To these personal and social costs, one might add the 2004–2007 housing bubble, which was fueled in part by tenants seeking to escape the instability of rental housing. Many households fell for unaffordable homeownership schemes with the hope of escape from an inherently unstable system, only to be faced with foreclosure, broken credit, and a return to the same system when the bubble burst.

Here’s where Desmond’s analysis of potential solutions falls a little short. His recommendations for a universal voucher program are Sanders-esque in its scope, even though I recommended this myself in NPQ some months ago. Luckily, there are some ways to start down the path of reforming the eviction and rebalancing the scales of justice between landlords and tenants that don’t require big new federal programs. Desmond’s other recommendation is to provide legal representation to everyone in eviction court. This simple and relatively inexpensive initiative could rebalance the scales of justice. As Desmond notes, “Due process has been replaced by mere process: pushing cases through. Tenant lawyers would change that.” Right now, the Right to Counsel Coalition of NYC is fighting to expand upon the pilot projects mentioned in Desmond’s book.

Court reform could be as simple as a change in procedures to encourage pre-filing or per-judgment mediation between tenants and landlords. Similarly, a provision in state law to implement “pay to stay” protections for tenants would permit more time to redeem a late payment situation. Pennsylvania has such provisions and has not become a haven for “rent-beats.” Right now, citizens in Baltimore are headed for the state capital to demand legislation to reform the Baltimore Rent Court (advisory: auto-play audio), which was once a bastion of reform but became captured by the real estate and landlord interests and has become a publicly funded collection agency for these property interests.
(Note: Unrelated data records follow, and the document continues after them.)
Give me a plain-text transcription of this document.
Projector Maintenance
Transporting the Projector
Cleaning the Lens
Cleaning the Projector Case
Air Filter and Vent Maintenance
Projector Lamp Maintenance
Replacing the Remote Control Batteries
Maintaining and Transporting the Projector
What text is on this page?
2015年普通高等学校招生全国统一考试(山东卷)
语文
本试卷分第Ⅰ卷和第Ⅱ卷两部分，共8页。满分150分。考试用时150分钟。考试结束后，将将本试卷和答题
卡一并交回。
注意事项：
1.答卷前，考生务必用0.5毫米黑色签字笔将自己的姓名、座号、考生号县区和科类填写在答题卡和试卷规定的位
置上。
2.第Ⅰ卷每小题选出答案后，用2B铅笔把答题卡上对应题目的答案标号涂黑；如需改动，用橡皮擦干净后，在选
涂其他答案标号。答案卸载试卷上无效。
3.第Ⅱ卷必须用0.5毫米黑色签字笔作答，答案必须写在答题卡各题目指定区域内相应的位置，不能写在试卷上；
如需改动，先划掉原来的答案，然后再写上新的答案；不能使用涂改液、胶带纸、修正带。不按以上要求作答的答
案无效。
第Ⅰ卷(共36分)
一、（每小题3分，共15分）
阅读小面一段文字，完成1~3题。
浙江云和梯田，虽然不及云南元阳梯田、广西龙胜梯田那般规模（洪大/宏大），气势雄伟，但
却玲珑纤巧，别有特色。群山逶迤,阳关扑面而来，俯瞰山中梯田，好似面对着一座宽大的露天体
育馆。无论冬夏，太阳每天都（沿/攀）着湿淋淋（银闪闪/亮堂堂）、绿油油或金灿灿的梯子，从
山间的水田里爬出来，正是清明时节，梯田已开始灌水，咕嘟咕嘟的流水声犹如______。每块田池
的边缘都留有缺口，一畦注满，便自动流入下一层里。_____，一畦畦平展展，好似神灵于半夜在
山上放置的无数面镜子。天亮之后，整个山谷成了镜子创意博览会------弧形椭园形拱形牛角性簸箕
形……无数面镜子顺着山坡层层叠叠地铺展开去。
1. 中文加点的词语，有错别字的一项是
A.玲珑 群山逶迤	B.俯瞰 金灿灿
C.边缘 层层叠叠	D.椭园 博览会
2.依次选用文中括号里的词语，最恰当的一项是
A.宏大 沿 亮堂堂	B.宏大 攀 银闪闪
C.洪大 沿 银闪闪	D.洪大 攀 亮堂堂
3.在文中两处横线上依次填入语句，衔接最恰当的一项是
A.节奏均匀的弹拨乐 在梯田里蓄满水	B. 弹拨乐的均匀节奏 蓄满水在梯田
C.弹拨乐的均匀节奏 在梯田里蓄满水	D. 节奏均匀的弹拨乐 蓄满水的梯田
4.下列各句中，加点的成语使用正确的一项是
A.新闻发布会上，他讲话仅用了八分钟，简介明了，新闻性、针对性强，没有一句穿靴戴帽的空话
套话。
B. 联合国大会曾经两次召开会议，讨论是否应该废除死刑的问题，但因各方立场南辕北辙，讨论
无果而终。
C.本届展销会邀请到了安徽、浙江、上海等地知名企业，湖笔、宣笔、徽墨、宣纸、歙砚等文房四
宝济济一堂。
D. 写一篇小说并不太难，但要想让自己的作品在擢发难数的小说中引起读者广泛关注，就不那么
Another cost-free provision that would dramatically change the balance of power between landlords and tenants would be the extension of “just cause” terminations to all rental agreements. Again, this is a well-tested idea, since “just cause” is a component of leases in federally assisted housing, Low Income Tax Credit Housing, and in cities with rent control ordinances. The idea behind “just cause” protection is that a tenant can only be evicted because the tenant violated the rental agreement. In other words, as long as the tenant pays rent and lives by the rules, she or he can stay in the home. Citizens in Oakland and Boston are mounting active “just cause” campaigns right now.

The really nice thing about a social impact approach to court reform is that advocates can pull in two interest groups that are currently not part of the housing reform movement: health and social providers and middle class tenants who are one paycheck away from being dispossessed. For health and social service providers the attraction of rental stability is obvious: Stable homes reduce health and social impacts of the current system. For middle-class tenants, the prospect of not losing a home because of an auto accident, unexpected layoff, or medical bill could make this an attractive movement to support. In fact, with the growing number of middle-class renters who have some history of political participation (voting, calling, writing and funding), they could become a potent force for change that benefits all tenants.

For the moment there are two missing ingredients to eviction reform: public awareness and local leadership. Desmond’s book could start filling the public awareness gap. He’s everywhere with his message of the need for change. Local leadership is trickier. Housing advocates are so accustomed to talking to each other that they have lost the knack of talking to real decision-makers, most of whom have no recent experience of being renters and who depend on financial support from the property-based industries. Still, when the winds of change are blowing…it’s time to open all the windows.